Generalnie o meczu w Rzeszowie musicie chyba jak najszybciej zapomnieć. Nie tak na pewno wyobrażałyście sobie to spotkanie?
Anna Kaczmar: – Niestety zdarza się tak ostatnio, że powinnyśmy zapomnieć o wszystkich meczach, które grałyśmy, bo nie wygląda to dobrze. Jestem niezadowolona i mocno zawiedziona. Developres Rzeszów byłby w naszym zasięgu, gdybyśmy zagrały jakąkolwiek swoją lepszą grę. Nie popełniały głupich błędów, a tak się stało.
Tych błędów własnych po waszej stronie było sporo, ale patrząc na statystyki, to miałyście lepsze przyjęcie od rywalek, ale nie przekładało się to na atak…
– Przyjęcie to jest pierwsza rzecz, którą się widzi, ale później najważniejsza jest skuteczność. Jeżeli zawodniczki potrafią kończyć z niewygodnych piłek to logiczne, że są bardziej skuteczne. Nie chcę się rozwodzić, muszę zobaczyć ten mecz na video. Na pewno musimy coś zmienić, bo taka gra jaką prezentujemy nic dobrego nie przyniesie.
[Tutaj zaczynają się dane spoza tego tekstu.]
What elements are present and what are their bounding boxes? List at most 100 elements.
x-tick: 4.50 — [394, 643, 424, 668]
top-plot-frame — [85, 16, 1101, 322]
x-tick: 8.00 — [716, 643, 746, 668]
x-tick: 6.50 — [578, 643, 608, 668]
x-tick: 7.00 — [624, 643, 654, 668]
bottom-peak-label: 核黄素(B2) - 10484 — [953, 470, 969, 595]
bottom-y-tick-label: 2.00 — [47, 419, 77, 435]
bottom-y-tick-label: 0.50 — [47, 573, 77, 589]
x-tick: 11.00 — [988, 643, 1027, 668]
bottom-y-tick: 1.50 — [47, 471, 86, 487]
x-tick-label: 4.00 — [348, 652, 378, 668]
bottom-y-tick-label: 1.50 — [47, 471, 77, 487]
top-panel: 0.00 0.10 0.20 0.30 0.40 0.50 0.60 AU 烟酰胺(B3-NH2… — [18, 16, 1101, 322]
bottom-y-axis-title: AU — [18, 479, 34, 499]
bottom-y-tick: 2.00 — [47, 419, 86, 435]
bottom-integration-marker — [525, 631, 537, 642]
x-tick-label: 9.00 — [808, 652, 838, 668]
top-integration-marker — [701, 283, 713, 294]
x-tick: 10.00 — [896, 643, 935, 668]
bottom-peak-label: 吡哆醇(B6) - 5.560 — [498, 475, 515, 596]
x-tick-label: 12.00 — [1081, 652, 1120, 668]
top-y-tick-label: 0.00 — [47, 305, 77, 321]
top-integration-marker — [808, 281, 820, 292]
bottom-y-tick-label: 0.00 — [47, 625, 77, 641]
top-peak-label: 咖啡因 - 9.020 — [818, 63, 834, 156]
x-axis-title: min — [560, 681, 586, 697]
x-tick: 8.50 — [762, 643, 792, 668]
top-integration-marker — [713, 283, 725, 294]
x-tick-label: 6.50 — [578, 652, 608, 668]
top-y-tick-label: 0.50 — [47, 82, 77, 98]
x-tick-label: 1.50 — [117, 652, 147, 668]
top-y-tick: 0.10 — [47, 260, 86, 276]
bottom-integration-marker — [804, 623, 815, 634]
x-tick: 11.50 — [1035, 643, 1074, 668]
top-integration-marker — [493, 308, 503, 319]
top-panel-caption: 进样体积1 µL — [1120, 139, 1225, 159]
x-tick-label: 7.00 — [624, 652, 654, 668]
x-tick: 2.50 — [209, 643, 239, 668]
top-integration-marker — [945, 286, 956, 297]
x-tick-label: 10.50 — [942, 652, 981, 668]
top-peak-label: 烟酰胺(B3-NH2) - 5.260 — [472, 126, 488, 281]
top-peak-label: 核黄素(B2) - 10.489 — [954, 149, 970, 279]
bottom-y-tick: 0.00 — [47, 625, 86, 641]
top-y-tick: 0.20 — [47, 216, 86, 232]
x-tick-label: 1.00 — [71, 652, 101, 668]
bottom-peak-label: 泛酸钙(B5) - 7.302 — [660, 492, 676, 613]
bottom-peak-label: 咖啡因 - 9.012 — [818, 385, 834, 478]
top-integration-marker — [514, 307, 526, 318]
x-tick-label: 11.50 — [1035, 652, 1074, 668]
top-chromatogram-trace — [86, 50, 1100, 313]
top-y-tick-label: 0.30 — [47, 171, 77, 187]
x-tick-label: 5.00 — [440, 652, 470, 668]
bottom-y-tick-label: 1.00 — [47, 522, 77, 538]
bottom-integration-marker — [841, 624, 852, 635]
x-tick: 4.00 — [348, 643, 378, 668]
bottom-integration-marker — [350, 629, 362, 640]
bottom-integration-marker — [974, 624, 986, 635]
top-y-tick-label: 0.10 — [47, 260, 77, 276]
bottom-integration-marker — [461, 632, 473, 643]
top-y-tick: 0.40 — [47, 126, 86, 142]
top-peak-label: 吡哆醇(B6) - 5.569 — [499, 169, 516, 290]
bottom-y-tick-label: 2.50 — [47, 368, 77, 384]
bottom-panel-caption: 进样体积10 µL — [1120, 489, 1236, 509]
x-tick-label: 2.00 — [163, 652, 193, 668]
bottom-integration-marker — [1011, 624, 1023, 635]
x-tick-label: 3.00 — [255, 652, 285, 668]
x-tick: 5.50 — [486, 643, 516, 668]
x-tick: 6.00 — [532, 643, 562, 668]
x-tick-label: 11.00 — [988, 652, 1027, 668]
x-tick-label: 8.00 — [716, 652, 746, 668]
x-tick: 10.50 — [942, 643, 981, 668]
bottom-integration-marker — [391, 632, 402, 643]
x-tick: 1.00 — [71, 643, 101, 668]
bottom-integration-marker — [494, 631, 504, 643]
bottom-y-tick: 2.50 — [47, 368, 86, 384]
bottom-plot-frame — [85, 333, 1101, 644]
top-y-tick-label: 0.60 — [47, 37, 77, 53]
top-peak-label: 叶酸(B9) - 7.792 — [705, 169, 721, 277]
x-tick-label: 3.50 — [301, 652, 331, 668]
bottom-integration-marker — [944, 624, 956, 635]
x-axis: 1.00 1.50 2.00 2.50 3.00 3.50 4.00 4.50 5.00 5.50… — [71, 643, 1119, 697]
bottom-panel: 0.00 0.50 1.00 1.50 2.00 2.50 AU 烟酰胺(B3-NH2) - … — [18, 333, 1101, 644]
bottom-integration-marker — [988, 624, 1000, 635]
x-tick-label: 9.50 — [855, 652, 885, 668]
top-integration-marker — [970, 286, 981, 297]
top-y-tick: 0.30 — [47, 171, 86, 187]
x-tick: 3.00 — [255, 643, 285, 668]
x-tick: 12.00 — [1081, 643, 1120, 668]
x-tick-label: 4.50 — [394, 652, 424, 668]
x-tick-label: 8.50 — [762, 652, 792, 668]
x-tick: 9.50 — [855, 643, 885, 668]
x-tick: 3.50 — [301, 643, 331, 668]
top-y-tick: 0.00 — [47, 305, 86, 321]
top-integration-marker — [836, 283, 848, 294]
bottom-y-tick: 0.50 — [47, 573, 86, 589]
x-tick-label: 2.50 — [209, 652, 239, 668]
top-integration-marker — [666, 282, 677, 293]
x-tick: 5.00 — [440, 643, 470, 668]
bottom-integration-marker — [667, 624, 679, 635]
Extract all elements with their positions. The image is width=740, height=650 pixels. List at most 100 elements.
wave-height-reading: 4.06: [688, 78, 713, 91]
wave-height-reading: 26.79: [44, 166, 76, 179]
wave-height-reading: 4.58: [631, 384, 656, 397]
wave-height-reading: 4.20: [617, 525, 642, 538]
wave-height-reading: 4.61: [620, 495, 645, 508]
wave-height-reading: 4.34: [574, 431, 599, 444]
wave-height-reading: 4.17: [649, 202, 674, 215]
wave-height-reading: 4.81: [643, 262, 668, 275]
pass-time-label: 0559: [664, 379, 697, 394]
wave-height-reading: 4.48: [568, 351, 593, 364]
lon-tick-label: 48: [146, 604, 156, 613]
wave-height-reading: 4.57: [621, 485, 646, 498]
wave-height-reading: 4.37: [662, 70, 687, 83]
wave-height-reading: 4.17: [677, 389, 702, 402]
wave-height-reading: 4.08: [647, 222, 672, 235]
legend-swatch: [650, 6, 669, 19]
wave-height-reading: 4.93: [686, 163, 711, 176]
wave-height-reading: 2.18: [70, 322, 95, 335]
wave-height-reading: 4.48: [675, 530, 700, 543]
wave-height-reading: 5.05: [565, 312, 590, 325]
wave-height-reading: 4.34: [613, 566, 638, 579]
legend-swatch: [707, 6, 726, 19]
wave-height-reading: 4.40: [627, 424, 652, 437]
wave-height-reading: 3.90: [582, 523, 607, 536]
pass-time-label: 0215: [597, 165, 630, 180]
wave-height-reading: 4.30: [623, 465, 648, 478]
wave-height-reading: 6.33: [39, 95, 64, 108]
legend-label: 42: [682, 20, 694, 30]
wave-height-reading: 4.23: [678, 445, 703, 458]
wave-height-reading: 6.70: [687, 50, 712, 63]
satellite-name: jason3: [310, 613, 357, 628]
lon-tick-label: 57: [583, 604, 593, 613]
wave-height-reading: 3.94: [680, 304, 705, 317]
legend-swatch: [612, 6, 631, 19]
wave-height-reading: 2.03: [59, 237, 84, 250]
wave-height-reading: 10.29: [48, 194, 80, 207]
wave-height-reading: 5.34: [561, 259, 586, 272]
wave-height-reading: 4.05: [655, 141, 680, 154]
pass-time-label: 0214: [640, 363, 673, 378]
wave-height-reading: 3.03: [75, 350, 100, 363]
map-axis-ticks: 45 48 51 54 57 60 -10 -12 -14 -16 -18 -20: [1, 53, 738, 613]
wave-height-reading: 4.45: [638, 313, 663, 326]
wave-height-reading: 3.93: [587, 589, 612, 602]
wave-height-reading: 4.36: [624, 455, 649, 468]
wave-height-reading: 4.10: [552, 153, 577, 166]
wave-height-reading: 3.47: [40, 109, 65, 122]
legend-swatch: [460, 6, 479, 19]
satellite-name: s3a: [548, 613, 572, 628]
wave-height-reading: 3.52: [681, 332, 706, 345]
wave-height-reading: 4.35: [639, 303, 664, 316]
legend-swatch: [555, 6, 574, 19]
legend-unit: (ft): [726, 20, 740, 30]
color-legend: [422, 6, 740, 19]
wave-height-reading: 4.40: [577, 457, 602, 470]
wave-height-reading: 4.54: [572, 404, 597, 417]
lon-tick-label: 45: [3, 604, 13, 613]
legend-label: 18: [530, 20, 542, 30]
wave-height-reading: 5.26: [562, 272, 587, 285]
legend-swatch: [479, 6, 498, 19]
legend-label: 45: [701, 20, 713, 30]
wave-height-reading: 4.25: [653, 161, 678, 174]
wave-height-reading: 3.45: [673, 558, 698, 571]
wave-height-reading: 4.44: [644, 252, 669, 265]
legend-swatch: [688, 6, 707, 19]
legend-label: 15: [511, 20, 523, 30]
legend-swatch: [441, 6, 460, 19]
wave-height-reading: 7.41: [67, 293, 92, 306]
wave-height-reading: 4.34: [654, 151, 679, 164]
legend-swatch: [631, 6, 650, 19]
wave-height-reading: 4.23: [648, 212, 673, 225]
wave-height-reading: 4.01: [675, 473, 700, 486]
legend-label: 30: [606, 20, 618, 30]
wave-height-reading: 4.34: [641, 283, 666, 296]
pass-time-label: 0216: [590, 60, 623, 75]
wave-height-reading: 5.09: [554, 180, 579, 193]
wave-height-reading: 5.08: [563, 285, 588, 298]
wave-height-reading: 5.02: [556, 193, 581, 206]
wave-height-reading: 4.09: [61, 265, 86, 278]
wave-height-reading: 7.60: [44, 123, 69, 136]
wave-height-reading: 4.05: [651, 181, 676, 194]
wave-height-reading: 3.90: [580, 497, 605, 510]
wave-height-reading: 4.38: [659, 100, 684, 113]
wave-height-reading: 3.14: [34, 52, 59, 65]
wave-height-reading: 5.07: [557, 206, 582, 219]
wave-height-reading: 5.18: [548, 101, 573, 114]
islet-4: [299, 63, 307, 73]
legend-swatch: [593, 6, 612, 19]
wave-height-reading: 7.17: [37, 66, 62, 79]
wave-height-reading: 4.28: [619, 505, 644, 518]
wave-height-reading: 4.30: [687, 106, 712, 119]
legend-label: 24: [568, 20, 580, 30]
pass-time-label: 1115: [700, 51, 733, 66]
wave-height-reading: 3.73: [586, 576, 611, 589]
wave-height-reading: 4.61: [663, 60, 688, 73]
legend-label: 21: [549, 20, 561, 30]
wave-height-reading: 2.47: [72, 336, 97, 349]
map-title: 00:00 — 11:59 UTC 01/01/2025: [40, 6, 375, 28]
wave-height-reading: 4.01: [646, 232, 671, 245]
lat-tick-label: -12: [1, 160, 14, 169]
W pierwszym secie jednak przez długi czas toczyłyście wyrównana walkę z Developresem. Dopiero przy stenie 18:18 wasza gra się posypała do samego końca. Ta sytuacja miała jakoś wpływ na wasza grę w kolejnych?
– Mogę odpowiedzieć ze swojego punktu widzenia, że jak dla mnie nie. Kończy się set i zaczyna kolejny i nie ma to znaczenia, bo gra się do trzech wygranych. Naprawdę nie wiem jak to skomentować. Po prostu słaby występ.